# (Tutorial) Data Types in R (article)

Before we start with the introduction and learn about various data types in R, let’s quickly set up the R environment both on the Terminal and Jupyter Notebook.

The following command is for Mac operating system, which will install R on your terminal.

``````brew install r --build-from-source
``````

To verify the installation has been successful, just type R (upper-case) in the terminal, and you will enter into an R session, as shown below.

For installation on other operating systems, feel free to check this tutorial.

Now let’s add R programming language as a kernel on jupyter notebook. Make sure you have jupyter notebook already installed on your system.

Go to your terminal and open the R session and enter the below two commands, which will add the R kernel to your jupyter notebook.

``````install.packages('IRkernel')
IRkernel::installspec()
``````

Once the above two commands are successful, run jupyter from the terminal and open a notebook with R kernel as shown below:

Now you are all set to write your first R code on jupyter notebook.

## Introduction

To make use of R to the fullest, it is very important to know and understand various data types and data structures that exist in R and how they function. They play a key role in almost all problems and especially when you are working on machine learning problems, which are very data-centric.

In a programming language, we usually need variables to store information, which can be an integer, character, floating-point, boolean, etc. The `type` of the variable is purely based on which kind of information it holds. If it is assigned an integer, then the variable has a data type as `int`. Variables are merely reserved memory locations at which values are stored. As soon as you create a variable, some memory space is reserved for it.

Based on the data type of a variable, some memory will be allocated by the operating system. For example, in R programming, a variable that holds an integer will reserve a memory of 4 bytes and 1 byte for a character.

Programming languages like C, C++, and Java, variables are declared as data type; however, in Python and R, the variables are an object. Objects are nothing but a data structure having few attributes and methods which are applied to its attributes.

There are various kinds of R-objects or data structures which will be discussed in this tutorial like:

• Vectors

• Lists

• Matrices

• Arrays

• Factors

• Data Frames

Let’s first understand some of the basic datatypes on which the R-objects are built like Numeric, Integer, Character, Factor, and Logical.

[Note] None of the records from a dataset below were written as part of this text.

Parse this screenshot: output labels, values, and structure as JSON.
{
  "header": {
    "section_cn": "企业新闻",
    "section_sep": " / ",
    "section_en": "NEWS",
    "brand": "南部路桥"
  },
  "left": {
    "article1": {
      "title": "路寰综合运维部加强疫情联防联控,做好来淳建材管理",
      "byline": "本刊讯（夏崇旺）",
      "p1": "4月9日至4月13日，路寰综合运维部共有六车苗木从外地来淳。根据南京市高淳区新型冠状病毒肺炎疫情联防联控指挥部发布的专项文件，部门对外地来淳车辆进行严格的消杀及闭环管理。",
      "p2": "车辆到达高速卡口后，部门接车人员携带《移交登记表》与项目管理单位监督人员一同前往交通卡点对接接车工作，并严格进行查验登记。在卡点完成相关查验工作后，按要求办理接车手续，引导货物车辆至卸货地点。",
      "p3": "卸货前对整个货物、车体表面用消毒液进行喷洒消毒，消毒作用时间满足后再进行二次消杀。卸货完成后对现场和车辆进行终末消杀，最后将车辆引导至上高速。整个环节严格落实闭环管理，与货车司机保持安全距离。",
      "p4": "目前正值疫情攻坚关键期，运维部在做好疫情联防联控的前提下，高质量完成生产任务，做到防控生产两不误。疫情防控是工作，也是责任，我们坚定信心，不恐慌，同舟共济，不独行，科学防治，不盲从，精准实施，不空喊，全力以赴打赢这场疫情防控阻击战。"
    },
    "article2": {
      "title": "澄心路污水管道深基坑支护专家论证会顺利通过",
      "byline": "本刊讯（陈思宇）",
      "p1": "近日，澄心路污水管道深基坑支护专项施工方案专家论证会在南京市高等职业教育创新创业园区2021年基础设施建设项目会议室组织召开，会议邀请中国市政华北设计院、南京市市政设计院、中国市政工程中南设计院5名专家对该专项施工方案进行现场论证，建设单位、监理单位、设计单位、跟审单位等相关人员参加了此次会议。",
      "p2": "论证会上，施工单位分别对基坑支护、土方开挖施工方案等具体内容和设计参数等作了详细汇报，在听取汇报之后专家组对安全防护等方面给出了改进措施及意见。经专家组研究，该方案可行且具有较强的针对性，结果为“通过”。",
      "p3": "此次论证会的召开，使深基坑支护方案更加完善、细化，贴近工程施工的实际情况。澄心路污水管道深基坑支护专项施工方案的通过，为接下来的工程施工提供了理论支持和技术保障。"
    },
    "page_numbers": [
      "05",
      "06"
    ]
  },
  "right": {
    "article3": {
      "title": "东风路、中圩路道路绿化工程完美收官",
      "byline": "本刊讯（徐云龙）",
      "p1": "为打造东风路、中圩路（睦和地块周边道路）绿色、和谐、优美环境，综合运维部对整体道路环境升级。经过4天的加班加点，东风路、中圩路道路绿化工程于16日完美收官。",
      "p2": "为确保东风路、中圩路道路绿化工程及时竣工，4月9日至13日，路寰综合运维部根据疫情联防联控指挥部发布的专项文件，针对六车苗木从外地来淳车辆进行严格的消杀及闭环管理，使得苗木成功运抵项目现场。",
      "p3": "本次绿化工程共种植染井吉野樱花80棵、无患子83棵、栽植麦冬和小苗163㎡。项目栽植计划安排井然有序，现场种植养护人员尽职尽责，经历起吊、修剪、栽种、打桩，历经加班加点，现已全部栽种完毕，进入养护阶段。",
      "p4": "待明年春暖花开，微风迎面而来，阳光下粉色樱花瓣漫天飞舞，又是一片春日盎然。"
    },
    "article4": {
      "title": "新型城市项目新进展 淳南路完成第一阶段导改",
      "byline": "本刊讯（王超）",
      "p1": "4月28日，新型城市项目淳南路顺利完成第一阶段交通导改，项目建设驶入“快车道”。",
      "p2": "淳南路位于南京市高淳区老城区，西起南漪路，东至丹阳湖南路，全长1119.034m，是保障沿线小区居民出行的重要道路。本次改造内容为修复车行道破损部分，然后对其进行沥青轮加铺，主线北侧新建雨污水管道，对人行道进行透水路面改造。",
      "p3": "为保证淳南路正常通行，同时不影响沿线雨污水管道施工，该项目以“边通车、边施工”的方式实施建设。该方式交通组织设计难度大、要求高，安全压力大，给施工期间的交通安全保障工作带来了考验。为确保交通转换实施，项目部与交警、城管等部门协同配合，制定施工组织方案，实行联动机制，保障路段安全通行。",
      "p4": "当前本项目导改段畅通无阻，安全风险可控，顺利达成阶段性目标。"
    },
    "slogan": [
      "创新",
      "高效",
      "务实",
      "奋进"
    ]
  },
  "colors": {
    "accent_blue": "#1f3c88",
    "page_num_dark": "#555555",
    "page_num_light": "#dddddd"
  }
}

• Numeric: Numbers that have a decimal value or are a fraction in nature have a data type as numeric.
``````num <- 1.2
print(num)
``````
``````[1] 1.2
``````

You can check the data type of `a` using keyword `class()`.

``````class(num)
``````
``````'numeric'
``````
• Integer: Numbers that do not contain decimal values have a data type as an integer. However, to create an integer data type, you explicitly use `as.integer()` and pass the variable as an argument.
``````int <- as.integer(2.2)
print(int)
``````
``````[1] 2
``````
``````class(int)
``````
``````'integer'
``````
• Character: As the name suggests, it can be a letter or a combination of letters enclosed by quotes is considered as a character data type by R. It can be alphabets or numbers.
``````char <- "datacamp"
print(char)
``````
``````[1] "datacamp"
``````
``````class(char)
``````
``````'character'
``````
``````char <- "12345"
print(char)
``````
``````[1] "12345"
``````
``````class(char)
``````
``````'character'
``````
• Logical: A variable that can have a value of True and False like a boolean is called a logical variable.
``````log_true <- TRUE
print(log_true)
``````
``````[1] TRUE
``````
``````class(log_true)
``````
``````'logical'
``````
``````log_false <- FALSE
print(log_false)
``````
``````[1] FALSE
``````
``````class(log_false)
``````
``````'logical'
``````
• Factor: They are a data type that is used to refer to a qualitative relationship like colors, good & bad, course or movie ratings, etc. They are useful in statistical modeling.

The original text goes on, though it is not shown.